California. Gavin Newson in 2022 ran considerably behind Biden in 2020. One place where he kept almost all of Biden’s support from 2020 was among white college voters. In contrast, he lost a lot of support among nonwhite working class voters: 14 points.

Florida. Ron DeSantis of course ran way ahead of Trump in his 2022 gubernatorial race—about 16 points. But he ran 27 points ahead among nonwhite working class voters. And he did 38 points (!) better among nonwhite working class voters this year than he did in his initial 2018 gubernatorial race.

Georgia. Brian Kemp ran ahead of Trump in his 2022 re-election, albeit not on DeSantis’ level. But he did 16 margin points better among nonwhite working class voters and, compared to his initial election bid in 2018, also against Stacey Abrams, did 27 points better among those voters.

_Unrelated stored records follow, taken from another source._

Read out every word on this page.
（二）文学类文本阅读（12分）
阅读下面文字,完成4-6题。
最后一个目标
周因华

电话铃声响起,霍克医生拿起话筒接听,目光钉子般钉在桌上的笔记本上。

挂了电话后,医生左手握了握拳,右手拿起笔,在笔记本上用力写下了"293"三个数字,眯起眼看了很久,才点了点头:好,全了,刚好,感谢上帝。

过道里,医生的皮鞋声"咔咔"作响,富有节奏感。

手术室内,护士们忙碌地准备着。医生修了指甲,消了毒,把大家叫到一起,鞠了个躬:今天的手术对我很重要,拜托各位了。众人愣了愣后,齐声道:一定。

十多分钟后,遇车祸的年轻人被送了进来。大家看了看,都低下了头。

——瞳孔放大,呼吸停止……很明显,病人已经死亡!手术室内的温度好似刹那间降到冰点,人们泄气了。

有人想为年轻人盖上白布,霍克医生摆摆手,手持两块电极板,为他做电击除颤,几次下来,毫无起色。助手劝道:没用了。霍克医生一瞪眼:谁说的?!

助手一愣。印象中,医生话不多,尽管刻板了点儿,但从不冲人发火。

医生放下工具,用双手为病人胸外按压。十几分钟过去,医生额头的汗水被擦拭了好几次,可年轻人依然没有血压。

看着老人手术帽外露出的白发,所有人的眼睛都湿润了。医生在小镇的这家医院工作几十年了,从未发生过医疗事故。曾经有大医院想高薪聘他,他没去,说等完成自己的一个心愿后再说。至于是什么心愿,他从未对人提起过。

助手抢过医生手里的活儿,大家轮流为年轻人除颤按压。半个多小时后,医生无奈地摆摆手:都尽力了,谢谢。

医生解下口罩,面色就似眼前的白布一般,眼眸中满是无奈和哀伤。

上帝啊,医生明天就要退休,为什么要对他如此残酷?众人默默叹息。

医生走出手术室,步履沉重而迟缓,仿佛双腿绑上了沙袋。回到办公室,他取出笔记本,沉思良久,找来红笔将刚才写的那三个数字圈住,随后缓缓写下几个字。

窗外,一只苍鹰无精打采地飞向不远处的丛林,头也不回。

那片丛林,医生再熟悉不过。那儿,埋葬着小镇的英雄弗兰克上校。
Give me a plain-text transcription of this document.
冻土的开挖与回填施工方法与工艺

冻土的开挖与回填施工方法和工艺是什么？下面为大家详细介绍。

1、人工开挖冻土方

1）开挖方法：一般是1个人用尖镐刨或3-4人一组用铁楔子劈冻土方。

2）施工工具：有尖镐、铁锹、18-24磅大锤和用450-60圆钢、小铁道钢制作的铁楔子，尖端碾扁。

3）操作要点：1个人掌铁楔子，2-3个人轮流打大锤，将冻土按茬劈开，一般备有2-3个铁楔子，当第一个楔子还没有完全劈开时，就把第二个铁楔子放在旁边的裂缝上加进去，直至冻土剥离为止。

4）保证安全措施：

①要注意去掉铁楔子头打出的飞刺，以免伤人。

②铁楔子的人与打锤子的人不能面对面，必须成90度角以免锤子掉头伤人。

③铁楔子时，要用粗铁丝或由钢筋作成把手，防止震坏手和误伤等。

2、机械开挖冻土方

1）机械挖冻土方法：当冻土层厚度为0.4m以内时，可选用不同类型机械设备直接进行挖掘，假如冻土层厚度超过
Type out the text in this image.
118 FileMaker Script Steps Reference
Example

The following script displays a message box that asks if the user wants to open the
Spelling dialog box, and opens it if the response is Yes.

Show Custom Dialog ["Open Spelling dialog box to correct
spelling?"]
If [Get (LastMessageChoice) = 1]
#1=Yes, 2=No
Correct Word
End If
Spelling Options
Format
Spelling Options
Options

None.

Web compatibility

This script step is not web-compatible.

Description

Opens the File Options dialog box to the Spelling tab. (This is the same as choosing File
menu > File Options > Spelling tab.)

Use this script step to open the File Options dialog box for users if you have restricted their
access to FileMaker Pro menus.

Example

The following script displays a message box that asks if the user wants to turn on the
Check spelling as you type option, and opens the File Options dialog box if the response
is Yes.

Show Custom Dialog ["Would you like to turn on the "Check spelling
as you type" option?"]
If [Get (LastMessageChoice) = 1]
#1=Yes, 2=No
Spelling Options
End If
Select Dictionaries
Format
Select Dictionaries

Pennsylvania. John Fetterman ran almost 4 points ahead of Biden in his successful bid for the Senate. Interestingly, as confirmed by an analysis on 538, he actually did even better than that among white working class voters in the state. But the Fetterman magic did not extend to nonwhite working class voters. He did an astonishing 21 points worse among these voters.

Texas. Greg Abbott ran about 5 points ahead of Trump in 2022. He did even better than that among nonwhite working class voters, running 15 points ahead of Trump across the state.

This pattern did not hold everywhere but it held in enough places to give the Democrats plenty to worry about. And, as noted above, we are now talking about a general trend of fairly long standing.